Ghostbusters: Afterlife (2021)

There's no compelling reason for any of these characters to be in the film, other than maybe Ray Stanz and his bitterness. Venkman and Winston don't really have any strong character moments or opportunity to do much of anything except show up like some deus ex machina to show the new punks how it's done. Your mileage may vary, of course, but I'm not INTERESTED in those characters at this point. I don't care that Venkman is somehow still with Dana Barrett or that Winston used his experience as a Ghostbusters to become a business tycoon. I'm marginally interested in Janine's relationship to Egon and how she is somehow NOT related to Callie and her kids because, Jesus, how did THAT not happen? But the rest? I'd rather watch Phoebe and Trevor and their friends. The movie neglects them once the OG Ghostbusters take over the film. It's bad drama even if it's shrewd pandering. This film also makes the mistake that the Superman films make by focusing on one single arch-enemy (Lex Luthor, Gozer) at the expense of something new. Superman STILL hasn't faced Braniac or The Parasite on the big screen and this film suggests that the Ghostbusters will be fighting Gozer for the rest of eternity. Alas.

Ghostbusters: Afterlife (2021)

You should take all of this with a grain of salt, by the way. I've made no secret of the fact that I don't really like the original characters. Peter Venkman in particular is one of those anti-establishment assholes so beloved by the National Lampoon crowd who is only a hero because the movie designates him as such. I didn't love the 2016 film, either, though I like it more than the 1984 film (Ghostbusters 2 remains the nadir of the franchise, even given my complaints about this film). The new characters this film provides are a refreshing change. They're likeable. You could build a franchise around them, assuming you trusted them more than the makers of this film do. I worry that the Marvel-style post-credits scene portends a future in which the new characters exist only to shepherd the geriatric old characters back into the franchise. This reminds me a bit of the J. J. Abrams Star Wars films in this regard. It didn't work out so well for them, either.
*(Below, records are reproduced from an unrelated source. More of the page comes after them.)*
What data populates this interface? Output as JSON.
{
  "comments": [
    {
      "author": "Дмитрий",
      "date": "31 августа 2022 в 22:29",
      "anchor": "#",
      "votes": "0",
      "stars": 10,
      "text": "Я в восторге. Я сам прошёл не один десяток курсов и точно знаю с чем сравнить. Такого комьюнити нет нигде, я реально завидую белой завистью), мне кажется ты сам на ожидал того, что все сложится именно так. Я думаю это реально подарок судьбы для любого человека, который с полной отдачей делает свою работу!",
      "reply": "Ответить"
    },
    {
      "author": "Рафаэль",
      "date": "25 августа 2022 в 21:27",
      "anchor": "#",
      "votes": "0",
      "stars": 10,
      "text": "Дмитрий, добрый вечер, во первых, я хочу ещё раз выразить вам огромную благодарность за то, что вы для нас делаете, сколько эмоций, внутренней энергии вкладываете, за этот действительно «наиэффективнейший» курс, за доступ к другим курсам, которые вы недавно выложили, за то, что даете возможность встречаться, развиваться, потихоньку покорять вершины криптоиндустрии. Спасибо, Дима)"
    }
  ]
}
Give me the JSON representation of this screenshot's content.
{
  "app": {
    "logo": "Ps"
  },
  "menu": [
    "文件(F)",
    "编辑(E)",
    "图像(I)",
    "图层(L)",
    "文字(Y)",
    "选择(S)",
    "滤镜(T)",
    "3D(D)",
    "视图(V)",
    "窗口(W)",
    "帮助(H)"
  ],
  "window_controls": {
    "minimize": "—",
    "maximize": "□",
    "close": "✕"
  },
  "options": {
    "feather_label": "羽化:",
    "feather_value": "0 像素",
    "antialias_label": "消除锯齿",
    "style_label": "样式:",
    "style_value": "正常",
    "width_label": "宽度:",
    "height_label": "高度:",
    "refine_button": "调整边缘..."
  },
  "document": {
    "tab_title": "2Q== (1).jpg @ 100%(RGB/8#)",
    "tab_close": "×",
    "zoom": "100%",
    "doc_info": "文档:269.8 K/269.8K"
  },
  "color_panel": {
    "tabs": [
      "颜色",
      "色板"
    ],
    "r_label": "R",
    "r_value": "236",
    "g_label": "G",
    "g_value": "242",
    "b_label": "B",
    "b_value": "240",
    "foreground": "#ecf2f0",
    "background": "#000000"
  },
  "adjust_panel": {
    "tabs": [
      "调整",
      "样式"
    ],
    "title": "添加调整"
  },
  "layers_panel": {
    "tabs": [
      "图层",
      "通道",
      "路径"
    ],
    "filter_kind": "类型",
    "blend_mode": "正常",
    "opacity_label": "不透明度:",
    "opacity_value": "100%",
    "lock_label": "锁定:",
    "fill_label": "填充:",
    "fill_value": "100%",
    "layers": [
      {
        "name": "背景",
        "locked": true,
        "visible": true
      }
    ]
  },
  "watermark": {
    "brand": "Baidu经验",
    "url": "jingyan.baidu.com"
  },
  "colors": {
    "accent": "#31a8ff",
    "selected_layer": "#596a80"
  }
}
I wrote most of this the day before the news of Ivan Reitman's death appeared. I hesitated to post this lest I be accused of bad taste. Ghostbusters, for good or for ill, is the film for which Reitman is best remembered, and it might seem like I'm pissing on that legacy. I don't have any animus toward Reitman and I wish his family and friends all the best in their time of grief. For myself, I do like some of Reitman's films. I think Dave is a gem and I like two of the three films he made with Arnold Schwarzenegger. Plus, germane to my own interests, Reitman was the producer of David Cronenberg's first two films. His legacy as a Canadian filmmaker is secure even if I don't think any of his films are world-beaters. There's no shame in that. "Fun" isn't highly valued in some film spaces, but it's something that Reitman valued and delivered to an audience. There's a kind of nobility in that. Vale.